Compare to these minimum levels of MLSN (these are "bottom line" levels.):
pH: >5.5 to <8.5
P: 21 ppm
Ca: 331 ppm
Mg: 47 ppm
K: 37 ppm
S: 7

You should raise all of the above nutrients.
Ideally you would use Potassium Sulfate (0-0-50) and ammonium sulfate (21-0-0) for K and N as they will provide much needed sulfur and triple supper phosphate (0-46-0) for P.
They can be hard to source and shipping via on-line can be prohibitive, but make an effort to find them locally.
In the alternative (for this season) you can use a triple NPK (e.g. 10-10-10, 13-13-13, 19-19-19 etc.)for your needed N, P and K. Apply at the rate of 0.5 to 1 lb of N per thousand square feet.

I'd suggest you use a dolomitic lime to raise pH and Mg levels. 10lbs per thousand seems low (depends on their target pH), but use their recommend 10lb/M rate this year.

About applying everything at once, I'd advise against that. Lime can cause N to gas off resulting in a loss of 10-30% of N, that's not a big deal, but it's not very cost effective. However (here's that caveat), the flush of Ca and Mg released by the lime can/will interact with the P, locking P up and making it unavailable to the turf. As seedlings and young turf needs readily available P for rooting, this can have an adverse effect on new turf. I'd advise holding off on the lime until this Fall. 
Good luck


----------



## g-man (Jun 15, 2017)

Deadlawn said:


> I see a few issues with this soil test. You have a low pH of 5.4, however, your calcium is high and your magnesium is optimal. The only way to raise your pH is with lime, however lime will raise your calcium. Dolomitic lime will raise your calcium less than calcitic lime, but will then raise your magnesium above optimal. I can only guess their very low recommendation of 10 lbs per 1000 sq ft is trying to balance this double edged sword, but won't really raise your pH much.
> 
> I also see as problematic their recommendations for N-P-K app. Yes, you would benefit from all of these, but they give no indication of maximum amounts per app. There is no indication in the test on things like cation exchange capacity (CEC) or scoop density which are important indicators of how much lime/fertilizer a soil will need to achieve results.
> 
> Maybe @g-man has some ideas.


Follow what ridgerunner said. I'm not sure what you are talking about in regards to calcium and magnesium and double edge sword. They calculated the lime to get to 6.2pH (good for bermuda), just follow their calculation.


----------



## Deadlawn (Sep 8, 2020)

g-man said:


> Follow what ridgerunner said. I'm not sure what you are talking about in regards to calcium and magnesium and double edge sword. They calculated the lime to get to 6.2pH (good for bermuda), just follow their calculation.


Point taken @g-man.
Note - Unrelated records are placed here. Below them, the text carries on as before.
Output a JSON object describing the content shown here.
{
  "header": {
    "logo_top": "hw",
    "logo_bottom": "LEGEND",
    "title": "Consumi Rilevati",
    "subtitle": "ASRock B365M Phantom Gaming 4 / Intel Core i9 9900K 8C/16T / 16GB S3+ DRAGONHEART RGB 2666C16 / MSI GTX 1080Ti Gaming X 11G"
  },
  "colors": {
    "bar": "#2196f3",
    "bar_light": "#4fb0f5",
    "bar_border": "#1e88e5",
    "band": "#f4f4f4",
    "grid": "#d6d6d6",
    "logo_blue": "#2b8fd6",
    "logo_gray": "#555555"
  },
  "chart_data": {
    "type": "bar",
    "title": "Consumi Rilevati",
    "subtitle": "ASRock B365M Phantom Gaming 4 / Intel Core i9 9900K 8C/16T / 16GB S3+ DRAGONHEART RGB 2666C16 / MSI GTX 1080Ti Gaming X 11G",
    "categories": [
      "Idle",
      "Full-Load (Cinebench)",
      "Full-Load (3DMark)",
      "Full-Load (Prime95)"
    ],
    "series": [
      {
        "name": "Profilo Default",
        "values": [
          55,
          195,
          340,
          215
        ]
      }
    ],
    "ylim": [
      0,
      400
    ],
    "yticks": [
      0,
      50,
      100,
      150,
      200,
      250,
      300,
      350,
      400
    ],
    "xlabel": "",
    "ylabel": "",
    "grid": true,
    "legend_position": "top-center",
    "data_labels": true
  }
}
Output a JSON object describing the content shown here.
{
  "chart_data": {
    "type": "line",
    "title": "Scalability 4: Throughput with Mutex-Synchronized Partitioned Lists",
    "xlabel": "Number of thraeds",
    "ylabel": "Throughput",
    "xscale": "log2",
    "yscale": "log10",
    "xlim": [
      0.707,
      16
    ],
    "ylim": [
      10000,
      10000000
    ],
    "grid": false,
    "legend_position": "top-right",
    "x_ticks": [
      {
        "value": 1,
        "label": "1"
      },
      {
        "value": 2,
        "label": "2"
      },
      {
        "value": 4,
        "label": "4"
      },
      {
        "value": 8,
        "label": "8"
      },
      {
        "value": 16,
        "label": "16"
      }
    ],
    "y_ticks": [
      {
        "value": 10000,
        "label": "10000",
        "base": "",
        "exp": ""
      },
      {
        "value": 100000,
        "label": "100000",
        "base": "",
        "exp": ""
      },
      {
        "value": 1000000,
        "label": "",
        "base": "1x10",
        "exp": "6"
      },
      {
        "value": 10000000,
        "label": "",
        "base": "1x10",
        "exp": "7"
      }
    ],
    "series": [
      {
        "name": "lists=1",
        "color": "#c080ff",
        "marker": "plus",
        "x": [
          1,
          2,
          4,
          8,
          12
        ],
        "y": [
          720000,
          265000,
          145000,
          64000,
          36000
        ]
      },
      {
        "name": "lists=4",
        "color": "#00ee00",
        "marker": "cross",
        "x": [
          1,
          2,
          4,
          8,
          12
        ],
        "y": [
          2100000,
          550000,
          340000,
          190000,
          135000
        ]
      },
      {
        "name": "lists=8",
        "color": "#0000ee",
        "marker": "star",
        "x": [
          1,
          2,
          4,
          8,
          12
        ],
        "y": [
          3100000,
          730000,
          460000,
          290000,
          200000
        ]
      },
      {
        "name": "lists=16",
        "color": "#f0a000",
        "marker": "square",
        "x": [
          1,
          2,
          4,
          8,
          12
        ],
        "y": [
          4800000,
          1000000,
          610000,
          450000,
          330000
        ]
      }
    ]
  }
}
My biggest issue was that the soil lab recommended 2.7 lbs per 1000 sq ft of P and 2.3 lbs per 1000 sq ft of K, but didn't mention anything about maximum amounts per app or how far out time wise they should be spaced. I'm pretty sure you shouldn't apply all that at once. Bag rates are usually a small fraction of this. In the end, read the bag label carefully.

My other issue was the lack of info in the test on CEC, exchange acidity, etc. which all would figure into how much product to apply.

@MexTex's soil has about the same pH as my native soil did. My lab calculated 2 - 50 lb per 1000 sq ft apps of lime to get from 5.5 to 6.5 and that is in sandy soil with a low CEC of around 4.5.

Please help me understand.


----------



## g-man (Jun 15, 2017)

TAMU either sends extra info on applications in other papers or points you to their website. Most labs will only include the yearly or total nutrients needed to get to their ideal. Some labs dont tell you anything (eg. Logan).

The CEC can be calculated adding the cations. It is pretty low in this report, hence why ridgerunner asked about it being sand. It is near Houston, so sand is common.

They calculated the amount of lime to apply to this soil based on this soil values. Your soil is different and your lab calculated different needs for it.


----------